In recent(ish) times (or realistically, slightly longer ago than I’m comfortable with), I was sent a book by my ‘internet friend’, Tim Cundle. I have to say ‘internet friend’ as we have never met in real life, although we do share many interests, taste in music, and a similarly jaundiced view of human nature. Therefore there are loose plans in place to go for a few jars should we happen to be in the same place at once.
As an object, the book itself feels like a quality publication. Matt cardstock cover and expensive feeling heavy gauge paper. There are also colour plates in the volume which add another aspect to the volume. Tim had this to offer on the inclusion of the artwork: “I wanted to make it feel more like an old “dime store” novel and hammer some images into the readers’ imagination. The artist is a friend of mine called Rachel Evans”.
So, punk literature then. What’s that? Who can realistically say. Fiction about being a punk? Fiction written by punks? Bit of both? Neither? Does this book qualify? Well the concept seems like it would be a bit shit and would also have very limited appeal. And trying to extrapolate the aforementioned concepts into any kind of coherent framework to bind to this work I fear would be a wasted effort, as it transcends such pitifully flimsy boundaries. Luckily (or unluckily for an individual such as myself), the alleged godfather of punk in Manchester and most definitely rubbish pundit and windbag, one John Robb, is on hand to offer an introduction to the book. Of course the prose is therefore overly purple and unnecessarily verbose.
Anyway. The core of the book itself. I’m loathe to go into detail about the plot as I wouldn’t want to spoil it for any budding readers. Therefore I will quote the synopsis as provided on the website of international tax dodgers, Amazon:
In one furious, brutal split second the lives of Michael Flanagan and his high school friends are changed forever. The event leaves Michael’s friend Elliot guilty of an unspeakable crime, and Michael and his friends all accomplices. In that split second Elliot shows his true colors and makes a pact that will pull the strings of all of his friends for the rest of their lives, no matter how far apart they become or where life takes them. Ten years later Michael and Elliot are punk rock celebrities. Michael, now simply known as “Flanagan”, must face his demons as the duo returns to their home town for their high school reunion and he confronts his former friends. Michael has a choice. Continue with the status quo under Elliot’s thumb, or see just how much he can change his life in the span of 24 hours.
As Tim has not been a punk rock celebrity, it’s safe to say that that particular aspect of the book is not autobiographical in any true sense.
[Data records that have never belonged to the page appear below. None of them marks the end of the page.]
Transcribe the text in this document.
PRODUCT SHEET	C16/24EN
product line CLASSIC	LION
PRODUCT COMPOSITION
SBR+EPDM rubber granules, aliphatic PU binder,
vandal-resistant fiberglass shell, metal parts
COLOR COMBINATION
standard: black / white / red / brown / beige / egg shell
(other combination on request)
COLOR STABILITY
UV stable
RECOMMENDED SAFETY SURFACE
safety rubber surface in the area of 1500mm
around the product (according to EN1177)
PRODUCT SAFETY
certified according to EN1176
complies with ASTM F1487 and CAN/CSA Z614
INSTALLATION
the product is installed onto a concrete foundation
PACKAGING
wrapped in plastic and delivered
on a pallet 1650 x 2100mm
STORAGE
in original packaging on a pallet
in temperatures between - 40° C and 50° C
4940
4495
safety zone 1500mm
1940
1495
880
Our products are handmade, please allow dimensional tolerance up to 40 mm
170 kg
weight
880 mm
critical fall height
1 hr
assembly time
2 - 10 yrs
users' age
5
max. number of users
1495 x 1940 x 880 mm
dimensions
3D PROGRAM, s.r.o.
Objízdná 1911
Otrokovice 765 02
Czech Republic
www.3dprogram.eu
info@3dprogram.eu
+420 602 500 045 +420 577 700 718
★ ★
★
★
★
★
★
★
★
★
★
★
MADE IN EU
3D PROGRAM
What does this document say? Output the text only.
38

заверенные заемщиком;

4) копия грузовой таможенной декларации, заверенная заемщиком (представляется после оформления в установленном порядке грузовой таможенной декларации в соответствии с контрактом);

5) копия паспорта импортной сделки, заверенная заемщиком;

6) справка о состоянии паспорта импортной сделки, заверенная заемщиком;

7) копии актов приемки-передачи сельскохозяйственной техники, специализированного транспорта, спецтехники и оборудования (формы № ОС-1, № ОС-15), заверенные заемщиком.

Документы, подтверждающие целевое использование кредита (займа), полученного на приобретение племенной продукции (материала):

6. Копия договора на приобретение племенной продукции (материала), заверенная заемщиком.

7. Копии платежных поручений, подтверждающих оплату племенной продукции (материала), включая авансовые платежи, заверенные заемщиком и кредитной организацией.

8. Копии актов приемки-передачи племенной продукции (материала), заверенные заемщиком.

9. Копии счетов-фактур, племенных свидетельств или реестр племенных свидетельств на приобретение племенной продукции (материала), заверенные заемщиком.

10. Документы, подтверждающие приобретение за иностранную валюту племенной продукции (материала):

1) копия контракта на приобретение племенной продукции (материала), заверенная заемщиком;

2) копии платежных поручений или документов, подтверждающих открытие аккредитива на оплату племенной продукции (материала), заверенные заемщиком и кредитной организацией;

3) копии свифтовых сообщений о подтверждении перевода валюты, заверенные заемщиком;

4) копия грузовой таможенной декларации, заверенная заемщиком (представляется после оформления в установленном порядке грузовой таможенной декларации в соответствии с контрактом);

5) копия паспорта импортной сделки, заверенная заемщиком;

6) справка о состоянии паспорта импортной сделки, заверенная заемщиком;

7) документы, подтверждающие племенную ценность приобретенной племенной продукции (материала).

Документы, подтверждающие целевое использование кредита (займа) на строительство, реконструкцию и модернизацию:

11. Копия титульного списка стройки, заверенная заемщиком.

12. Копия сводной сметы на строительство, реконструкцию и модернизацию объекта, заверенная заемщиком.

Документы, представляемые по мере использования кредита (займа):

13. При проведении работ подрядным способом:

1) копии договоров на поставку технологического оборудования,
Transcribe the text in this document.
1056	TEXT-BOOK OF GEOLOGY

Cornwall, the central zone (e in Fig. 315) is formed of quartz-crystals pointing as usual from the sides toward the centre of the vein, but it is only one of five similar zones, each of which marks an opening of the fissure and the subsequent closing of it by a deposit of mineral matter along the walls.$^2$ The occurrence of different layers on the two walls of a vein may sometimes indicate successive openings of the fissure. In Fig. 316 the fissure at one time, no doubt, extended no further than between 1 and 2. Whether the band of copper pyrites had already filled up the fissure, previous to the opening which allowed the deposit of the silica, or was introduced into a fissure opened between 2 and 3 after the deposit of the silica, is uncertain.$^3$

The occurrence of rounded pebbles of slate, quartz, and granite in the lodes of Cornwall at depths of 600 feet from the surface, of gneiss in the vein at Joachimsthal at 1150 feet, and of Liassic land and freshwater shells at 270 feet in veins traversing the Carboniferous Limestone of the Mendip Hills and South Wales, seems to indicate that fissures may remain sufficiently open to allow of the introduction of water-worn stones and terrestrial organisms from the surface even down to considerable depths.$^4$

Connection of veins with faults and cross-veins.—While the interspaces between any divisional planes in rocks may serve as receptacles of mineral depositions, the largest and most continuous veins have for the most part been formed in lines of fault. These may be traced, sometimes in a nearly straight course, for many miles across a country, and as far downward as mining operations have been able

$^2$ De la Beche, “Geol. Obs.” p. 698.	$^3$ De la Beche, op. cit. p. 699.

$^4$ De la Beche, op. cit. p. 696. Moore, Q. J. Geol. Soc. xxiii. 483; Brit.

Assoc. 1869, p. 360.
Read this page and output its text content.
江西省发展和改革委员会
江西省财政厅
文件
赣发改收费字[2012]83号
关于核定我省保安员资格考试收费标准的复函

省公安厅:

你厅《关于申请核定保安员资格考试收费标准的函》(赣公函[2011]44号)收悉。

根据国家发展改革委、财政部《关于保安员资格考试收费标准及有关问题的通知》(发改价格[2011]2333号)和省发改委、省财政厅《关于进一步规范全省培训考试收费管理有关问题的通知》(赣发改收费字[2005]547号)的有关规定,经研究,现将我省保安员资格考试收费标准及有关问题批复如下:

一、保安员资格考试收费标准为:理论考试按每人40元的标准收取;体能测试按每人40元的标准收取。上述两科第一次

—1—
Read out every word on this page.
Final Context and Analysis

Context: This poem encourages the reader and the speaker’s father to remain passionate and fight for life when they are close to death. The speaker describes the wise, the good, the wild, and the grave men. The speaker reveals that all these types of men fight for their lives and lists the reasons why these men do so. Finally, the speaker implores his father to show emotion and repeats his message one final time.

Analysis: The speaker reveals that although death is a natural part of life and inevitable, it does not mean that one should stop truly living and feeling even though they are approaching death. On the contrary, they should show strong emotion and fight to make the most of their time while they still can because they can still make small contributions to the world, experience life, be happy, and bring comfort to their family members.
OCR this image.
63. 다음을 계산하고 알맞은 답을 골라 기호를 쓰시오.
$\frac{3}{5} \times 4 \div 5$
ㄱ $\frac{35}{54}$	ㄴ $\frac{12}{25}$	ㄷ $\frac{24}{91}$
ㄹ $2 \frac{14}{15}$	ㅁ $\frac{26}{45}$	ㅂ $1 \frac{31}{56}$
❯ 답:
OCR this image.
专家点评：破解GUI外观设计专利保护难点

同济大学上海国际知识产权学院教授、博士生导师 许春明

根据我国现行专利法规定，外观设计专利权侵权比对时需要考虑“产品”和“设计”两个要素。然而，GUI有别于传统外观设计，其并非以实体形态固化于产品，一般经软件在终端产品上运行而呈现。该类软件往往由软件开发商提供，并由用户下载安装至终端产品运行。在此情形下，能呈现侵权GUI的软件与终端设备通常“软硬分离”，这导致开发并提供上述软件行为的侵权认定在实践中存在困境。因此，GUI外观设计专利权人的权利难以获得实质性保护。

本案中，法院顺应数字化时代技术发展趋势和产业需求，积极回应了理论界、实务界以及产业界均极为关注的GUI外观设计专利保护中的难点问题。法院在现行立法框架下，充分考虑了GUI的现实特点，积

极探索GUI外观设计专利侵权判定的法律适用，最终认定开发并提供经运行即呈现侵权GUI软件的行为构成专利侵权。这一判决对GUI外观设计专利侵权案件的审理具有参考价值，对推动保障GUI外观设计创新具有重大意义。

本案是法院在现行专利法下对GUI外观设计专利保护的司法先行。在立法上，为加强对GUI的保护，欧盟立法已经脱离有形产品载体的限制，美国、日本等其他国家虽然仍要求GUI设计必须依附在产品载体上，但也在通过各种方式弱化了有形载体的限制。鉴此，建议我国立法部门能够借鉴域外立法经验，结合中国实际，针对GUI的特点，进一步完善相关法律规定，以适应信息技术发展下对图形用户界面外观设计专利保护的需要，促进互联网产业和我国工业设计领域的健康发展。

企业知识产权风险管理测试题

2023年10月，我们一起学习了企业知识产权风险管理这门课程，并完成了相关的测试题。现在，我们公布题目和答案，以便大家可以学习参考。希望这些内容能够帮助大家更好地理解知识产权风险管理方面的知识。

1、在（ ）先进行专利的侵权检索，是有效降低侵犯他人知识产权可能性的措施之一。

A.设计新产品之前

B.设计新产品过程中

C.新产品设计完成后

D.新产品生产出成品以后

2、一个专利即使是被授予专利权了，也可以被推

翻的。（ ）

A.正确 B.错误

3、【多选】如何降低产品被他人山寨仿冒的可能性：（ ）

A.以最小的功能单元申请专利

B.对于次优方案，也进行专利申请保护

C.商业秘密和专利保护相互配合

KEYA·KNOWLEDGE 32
However, I would speculate that the boyhood dream of achieving fame and/or infamy through the channel of one’s outsider interests may play a role here in providing a back story for the protagonist of the story. I do feel that perhaps other core themes around the central character having historically been something of an outsider, general punchbag and hapless victim of unrequited love whilst haunting the periphery of a shit-bag town doubtless ring true. Perhaps this is also why I also found Michael Flanagan to be not only a believable character, but one I found I could empathise with.
The ghoulish presence which is Elliot Kurtz, characterised here as somewhere between a partner in crime and arch-nemesis also rings resoundingly true for me, as I’m sure it will for others. How many of us out here in this cold, hard world had (or have) that one “friend” that is an unscrupulous, venomous and insidious piece of shit? The one that seems to exist purely to make you the butt of their jokes and physically intimidate you? And yet the one you can’t seem to live without after everyone else has seemingly abandoned you in favour of girlfriends and cooler mates? The one you secretly despise the company of and yet you can’t bear to be alone? Yeah, I get the feeling lots of you will totally get it. Mine was called Mark, and putting physical distance into the equation by moving to Manchester many years ago, I was able to gain perspective and solve that one.
One of the core plot hooks mentioned in the synopsis above also holds a wealth of universal truth, I feel. I narrowly avoided a high school reunion at the start of this year, having recently moved to Leeds (back to what I suppose is reasonable proximity to school). I ummed and ahhed over whether to go or not. I agonised over it in fact. I eventually came to the realisation that it was an exercise in self-flagellation to indulge in nostalgia over one of the most miserable periods in my sorry excuse for an existence upon this mortal coil. I mean, why would I hang out with people who were largely ignorant of my existence and in some cases the core reasons or contributing factors in the misery of my adolescent years? So yeah. I didn’t go. There were no reckonings and no standing at the edge of the room being ignored either. Overall, that counts as pretty much a win, I’d say.
So thus far, I’ve pointed out that I have little or no respect for John Robb and related two of the principle characters and one plot hook to my own life; the latter aspects I suppose speaking volumes about how compelling a piece of work this is. I suspect I should probably wind this up with a nugget or two about the writing itself. I suppose with hindsight I might have expected the prose to be spitefully, hatefully delivered. To be overtly aggressive and negative. This is not the case. Not in my opinion at least. There is a subtextually visceral quality to the writing which underlies what I can only imagine to be a self-reflective and thoughtful exorcism of old demons.